Ōkawa (大川村, Ōkawa-mura) is a village located in Tosa District, Kōchi Prefecture, Japan. As of 31 January 2023, the village had an estimated population of 352 in 209 households and a population density of 3.7 persons per km^{2}. The total area of the village is 95.27 sqkm.

== Geography ==
Ōkawa is located in the Shikoku Mountains in the northern part of Kochi Prefecture, bordering Ehime. The Yoshino River flows through the village from west to east. The former center of the village was submerged due to the completion and flooding of the Sameura Dam, located in nearby Motoyama. Currently, the Komatsu area on the shore of the dam lake has the village office.

===Neighbouring municipalities===
Ehime Prefecture
- Niihama
- Shikokuchūō
Kōchi Prefecture
- Ino
- Tosa (town)

===Climate===
Ōkawa has a humid subtropical climate (Köppen Cfa) characterized by warm summers and cool winters with light snowfall. The average annual temperature in Ōkawa is 11.3 °C. The average annual rainfall is 2536 mm with September as the wettest month. The temperatures are highest on average in January, at around 22.4 °C, and lowest in January, at around 0.0 °C.

==Demographics==
Per Japanese census data, the population of Ōkawa peaked around 1960 but dropped precipitously in the decades afterwards after the completion of the Sameura Dam flooded the main inhabited portion of the village. Since then, Ōkawa's population has continued to age and decline.

== History ==
As with all of Kōchi Prefecture, the area of Ōkawa was part of ancient Tosa Province. During the Edo period, the area was part of the holdings of Tosa Domain ruled by the Yamauchi clan from their seat at Kōchi Castle. The village of Ōkawa was established with the creation of the modern municipalities system on October 1, 1889. In the late 20th century, large parts of the built-up area of the town were submerged following the completion of the Sameura Dam.

==Government==
Ōkawa has a mayor-council form of government with a directly elected mayor and a unicameral village council of six members. Ōkawa, together with the other municipalities of Tosa District and Nagaoka District, contributes one member to the Kōchi Prefectural Assembly. In terms of national politics, the village is part of Kōchi 1st district of the lower house of the Diet of Japan.

==Economy==
The major industry in Ōkawa village is logging; much of the town's mountains have been converted into a cedar tree farm.

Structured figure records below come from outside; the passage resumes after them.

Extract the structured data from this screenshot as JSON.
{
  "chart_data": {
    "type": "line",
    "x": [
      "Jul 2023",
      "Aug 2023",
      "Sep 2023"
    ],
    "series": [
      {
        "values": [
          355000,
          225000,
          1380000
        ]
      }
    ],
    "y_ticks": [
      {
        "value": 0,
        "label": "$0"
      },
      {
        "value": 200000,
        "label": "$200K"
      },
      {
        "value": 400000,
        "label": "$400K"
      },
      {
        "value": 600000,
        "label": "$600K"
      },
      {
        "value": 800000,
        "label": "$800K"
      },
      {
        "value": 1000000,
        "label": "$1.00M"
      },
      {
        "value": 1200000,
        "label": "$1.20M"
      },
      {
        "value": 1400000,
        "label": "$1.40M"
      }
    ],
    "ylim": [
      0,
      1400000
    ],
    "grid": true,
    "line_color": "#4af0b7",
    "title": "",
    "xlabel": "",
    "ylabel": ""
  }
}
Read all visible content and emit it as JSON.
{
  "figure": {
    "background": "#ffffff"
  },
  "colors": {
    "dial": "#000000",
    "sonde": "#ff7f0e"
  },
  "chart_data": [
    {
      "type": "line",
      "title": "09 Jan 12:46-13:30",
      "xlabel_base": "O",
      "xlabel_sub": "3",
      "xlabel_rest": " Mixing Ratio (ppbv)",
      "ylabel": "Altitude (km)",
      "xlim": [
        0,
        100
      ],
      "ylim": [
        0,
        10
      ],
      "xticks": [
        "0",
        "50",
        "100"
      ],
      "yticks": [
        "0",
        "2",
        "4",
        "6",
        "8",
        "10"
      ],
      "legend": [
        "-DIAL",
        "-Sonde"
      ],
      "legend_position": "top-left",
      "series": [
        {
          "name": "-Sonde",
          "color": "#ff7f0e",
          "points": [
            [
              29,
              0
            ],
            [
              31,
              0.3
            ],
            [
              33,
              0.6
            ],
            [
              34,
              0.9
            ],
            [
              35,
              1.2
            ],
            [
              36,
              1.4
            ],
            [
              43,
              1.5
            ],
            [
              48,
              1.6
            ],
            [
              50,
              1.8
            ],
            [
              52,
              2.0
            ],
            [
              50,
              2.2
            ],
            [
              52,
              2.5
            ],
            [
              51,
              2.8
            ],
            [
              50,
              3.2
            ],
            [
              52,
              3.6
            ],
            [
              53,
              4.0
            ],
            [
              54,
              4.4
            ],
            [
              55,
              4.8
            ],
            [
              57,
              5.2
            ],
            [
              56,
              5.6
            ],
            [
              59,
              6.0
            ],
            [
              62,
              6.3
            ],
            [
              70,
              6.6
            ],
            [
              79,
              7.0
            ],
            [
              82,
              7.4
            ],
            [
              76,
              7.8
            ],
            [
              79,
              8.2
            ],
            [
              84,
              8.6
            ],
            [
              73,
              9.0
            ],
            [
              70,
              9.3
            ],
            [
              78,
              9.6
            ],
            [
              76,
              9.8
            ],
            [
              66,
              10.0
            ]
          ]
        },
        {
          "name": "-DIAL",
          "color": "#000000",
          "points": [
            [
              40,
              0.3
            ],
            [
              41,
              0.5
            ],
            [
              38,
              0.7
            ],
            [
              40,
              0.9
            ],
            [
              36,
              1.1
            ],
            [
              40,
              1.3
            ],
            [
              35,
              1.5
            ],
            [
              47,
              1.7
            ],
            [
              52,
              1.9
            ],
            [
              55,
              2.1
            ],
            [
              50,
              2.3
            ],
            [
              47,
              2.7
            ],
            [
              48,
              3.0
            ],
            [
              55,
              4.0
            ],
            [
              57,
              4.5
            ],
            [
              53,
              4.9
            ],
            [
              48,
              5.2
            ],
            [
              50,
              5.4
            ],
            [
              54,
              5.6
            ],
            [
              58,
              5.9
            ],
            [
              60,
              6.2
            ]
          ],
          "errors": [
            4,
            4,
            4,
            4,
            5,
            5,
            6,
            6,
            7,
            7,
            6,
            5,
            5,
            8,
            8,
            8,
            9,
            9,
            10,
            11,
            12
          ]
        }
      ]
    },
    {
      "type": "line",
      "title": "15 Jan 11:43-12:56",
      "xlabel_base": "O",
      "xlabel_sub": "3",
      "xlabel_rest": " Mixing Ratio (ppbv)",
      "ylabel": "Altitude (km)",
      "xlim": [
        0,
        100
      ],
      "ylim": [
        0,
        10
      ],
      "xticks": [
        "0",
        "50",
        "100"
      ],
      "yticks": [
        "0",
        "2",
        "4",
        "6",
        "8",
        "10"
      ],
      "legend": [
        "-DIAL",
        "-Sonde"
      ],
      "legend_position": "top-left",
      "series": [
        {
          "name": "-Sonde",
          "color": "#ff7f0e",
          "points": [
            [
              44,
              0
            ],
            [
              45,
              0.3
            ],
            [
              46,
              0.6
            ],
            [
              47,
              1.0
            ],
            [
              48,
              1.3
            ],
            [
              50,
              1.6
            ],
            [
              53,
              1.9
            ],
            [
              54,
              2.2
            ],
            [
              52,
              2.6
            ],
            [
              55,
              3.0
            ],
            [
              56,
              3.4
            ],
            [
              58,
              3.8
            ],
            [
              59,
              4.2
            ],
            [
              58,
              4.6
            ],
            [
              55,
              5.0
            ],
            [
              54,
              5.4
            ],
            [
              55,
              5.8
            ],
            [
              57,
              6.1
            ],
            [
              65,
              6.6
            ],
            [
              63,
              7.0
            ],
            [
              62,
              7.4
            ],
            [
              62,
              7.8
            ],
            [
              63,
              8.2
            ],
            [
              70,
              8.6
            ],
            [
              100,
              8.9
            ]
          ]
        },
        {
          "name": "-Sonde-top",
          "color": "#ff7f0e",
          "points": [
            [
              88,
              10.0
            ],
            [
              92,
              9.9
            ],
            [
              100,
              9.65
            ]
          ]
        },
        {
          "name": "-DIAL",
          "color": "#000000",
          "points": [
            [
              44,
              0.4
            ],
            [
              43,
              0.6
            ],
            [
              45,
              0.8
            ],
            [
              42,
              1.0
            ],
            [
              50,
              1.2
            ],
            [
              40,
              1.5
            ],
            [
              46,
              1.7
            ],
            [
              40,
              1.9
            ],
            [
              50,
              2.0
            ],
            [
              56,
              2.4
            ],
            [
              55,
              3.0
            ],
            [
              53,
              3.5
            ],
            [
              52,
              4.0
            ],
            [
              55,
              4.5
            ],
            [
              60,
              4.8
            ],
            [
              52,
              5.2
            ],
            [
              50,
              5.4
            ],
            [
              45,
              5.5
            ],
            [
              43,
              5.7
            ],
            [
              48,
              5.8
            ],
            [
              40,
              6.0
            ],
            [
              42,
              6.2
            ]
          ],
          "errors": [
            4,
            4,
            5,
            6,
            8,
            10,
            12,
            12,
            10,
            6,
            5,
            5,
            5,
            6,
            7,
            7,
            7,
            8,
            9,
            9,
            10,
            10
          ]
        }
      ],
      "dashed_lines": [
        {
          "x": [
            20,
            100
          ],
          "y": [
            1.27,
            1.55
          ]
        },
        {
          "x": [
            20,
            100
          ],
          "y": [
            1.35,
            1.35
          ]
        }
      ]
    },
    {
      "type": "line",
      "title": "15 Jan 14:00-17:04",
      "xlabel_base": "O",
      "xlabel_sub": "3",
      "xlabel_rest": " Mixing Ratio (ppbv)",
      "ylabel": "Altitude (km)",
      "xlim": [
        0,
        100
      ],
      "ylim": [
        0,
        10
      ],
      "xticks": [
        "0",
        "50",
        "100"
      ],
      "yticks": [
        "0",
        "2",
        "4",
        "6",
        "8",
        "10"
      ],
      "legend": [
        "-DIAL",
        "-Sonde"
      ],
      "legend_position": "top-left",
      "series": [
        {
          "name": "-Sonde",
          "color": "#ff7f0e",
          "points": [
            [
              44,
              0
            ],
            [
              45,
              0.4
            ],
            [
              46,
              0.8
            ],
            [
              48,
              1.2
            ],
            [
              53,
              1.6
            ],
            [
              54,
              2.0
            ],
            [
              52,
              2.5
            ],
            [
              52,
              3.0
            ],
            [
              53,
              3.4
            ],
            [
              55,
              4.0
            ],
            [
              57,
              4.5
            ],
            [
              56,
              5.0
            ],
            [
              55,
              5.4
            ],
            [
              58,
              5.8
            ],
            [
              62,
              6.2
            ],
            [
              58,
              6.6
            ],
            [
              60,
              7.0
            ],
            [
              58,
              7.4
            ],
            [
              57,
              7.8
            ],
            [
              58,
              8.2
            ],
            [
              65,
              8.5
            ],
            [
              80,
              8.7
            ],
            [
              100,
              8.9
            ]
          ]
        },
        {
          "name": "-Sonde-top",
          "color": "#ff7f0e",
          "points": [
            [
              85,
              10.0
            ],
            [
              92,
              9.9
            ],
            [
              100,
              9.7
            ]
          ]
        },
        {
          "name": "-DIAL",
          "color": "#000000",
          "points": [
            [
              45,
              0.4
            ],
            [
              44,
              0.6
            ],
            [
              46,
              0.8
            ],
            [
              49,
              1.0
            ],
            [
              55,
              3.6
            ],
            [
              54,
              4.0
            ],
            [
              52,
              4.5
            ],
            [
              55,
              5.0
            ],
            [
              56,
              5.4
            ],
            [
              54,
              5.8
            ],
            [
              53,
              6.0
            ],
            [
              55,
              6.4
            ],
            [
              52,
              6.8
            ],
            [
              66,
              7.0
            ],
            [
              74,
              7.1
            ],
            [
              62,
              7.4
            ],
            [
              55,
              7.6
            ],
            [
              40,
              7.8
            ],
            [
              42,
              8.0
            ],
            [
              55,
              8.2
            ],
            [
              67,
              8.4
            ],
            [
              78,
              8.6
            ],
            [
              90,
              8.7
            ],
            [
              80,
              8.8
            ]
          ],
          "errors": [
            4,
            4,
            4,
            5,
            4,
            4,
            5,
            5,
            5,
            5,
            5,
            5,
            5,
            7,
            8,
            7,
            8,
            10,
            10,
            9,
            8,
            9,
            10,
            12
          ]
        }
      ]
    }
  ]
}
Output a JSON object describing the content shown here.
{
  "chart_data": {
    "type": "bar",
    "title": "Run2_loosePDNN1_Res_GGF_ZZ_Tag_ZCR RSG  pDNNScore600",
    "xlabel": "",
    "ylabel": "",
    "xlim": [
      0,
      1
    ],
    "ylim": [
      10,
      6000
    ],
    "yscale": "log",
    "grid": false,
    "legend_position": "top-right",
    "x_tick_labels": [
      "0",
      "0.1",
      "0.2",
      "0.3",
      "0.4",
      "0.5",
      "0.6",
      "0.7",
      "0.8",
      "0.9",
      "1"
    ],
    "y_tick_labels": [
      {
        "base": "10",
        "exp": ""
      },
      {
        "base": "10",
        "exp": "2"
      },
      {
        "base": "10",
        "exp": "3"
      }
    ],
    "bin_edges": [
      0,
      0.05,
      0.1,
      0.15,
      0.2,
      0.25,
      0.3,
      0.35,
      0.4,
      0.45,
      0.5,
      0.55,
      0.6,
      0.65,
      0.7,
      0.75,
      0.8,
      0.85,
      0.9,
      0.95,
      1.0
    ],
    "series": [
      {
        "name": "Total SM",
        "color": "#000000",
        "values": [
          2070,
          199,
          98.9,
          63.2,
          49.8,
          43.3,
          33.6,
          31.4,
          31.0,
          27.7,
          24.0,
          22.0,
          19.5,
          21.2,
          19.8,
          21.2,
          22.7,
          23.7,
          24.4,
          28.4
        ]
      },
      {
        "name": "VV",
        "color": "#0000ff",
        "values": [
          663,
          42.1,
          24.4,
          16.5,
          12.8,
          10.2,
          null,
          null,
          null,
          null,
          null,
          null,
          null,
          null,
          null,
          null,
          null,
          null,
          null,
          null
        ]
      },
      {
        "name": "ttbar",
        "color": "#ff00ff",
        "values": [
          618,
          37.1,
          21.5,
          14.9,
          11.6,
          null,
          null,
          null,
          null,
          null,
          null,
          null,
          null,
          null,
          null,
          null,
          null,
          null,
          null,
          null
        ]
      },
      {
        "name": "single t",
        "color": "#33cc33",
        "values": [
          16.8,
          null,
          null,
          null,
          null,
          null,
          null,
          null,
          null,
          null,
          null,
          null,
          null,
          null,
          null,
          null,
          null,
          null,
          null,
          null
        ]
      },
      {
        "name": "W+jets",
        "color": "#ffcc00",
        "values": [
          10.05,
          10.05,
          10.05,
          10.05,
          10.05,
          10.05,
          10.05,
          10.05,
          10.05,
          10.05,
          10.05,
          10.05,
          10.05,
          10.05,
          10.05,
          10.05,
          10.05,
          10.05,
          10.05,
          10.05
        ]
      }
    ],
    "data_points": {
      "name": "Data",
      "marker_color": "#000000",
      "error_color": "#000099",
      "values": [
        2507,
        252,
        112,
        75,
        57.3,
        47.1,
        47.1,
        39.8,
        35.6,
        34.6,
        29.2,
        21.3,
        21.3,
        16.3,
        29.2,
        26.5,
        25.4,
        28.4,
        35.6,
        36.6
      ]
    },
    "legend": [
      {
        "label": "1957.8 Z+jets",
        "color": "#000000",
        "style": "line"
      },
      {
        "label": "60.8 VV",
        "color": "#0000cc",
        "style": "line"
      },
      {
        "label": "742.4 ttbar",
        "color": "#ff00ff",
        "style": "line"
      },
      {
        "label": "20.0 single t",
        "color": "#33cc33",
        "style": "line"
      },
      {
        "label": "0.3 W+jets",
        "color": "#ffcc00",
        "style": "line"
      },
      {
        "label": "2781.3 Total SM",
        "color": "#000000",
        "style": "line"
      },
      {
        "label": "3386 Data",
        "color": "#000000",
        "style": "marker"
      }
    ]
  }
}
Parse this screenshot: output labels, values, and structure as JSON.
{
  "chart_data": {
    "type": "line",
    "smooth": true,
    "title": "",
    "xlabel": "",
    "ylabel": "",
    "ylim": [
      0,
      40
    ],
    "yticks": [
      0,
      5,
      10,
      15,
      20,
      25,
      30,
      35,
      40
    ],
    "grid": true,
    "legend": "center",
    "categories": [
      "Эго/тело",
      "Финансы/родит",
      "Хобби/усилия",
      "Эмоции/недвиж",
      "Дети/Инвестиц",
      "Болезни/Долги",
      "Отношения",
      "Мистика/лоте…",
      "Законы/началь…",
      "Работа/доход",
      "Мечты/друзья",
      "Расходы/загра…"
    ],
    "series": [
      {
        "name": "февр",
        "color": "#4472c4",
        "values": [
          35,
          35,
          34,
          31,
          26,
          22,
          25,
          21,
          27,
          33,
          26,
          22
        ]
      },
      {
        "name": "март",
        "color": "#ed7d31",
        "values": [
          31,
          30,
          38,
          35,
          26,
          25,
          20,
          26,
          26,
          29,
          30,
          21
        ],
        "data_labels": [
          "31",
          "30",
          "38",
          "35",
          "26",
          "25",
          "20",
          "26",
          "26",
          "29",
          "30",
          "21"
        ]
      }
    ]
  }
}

Additionally, the Shirataki copper mine (白滝鉱山) located in Ōkawa was in operation between 1919 and 1985.

==Education==
Ōkawa has one public combined elementary/middle school operated by the village government. The village does not have a high school. There is also a nature center which runs summer camps and a study abroad program which offers Japanese youths the opportunity to live in this very remote mountain village and attend the local elementary and/or junior high schools.

==Transportation==
===Railway===
Ōkawa has no passenger railway service. The nearest station is Ōsugi Station on the JR Shikoku Dosan Line; however, most passengers travel to Kōchi Station by bus.

=== Highways ===
Ōkawa is not on any national highway.

==Local attractions==
Ōkawa is regionally famous for its Black Beef cows and the annual Ōkawa Black Beef Festival (大川村謝肉祭 Shanikusai, lit. 'Beef Gratitude Festival') has been known to draw up to 1,500 people from around Shikoku and Honshu.

There are also a few hiking trails located in the region that reward travelers with beautiful views of Shikoku.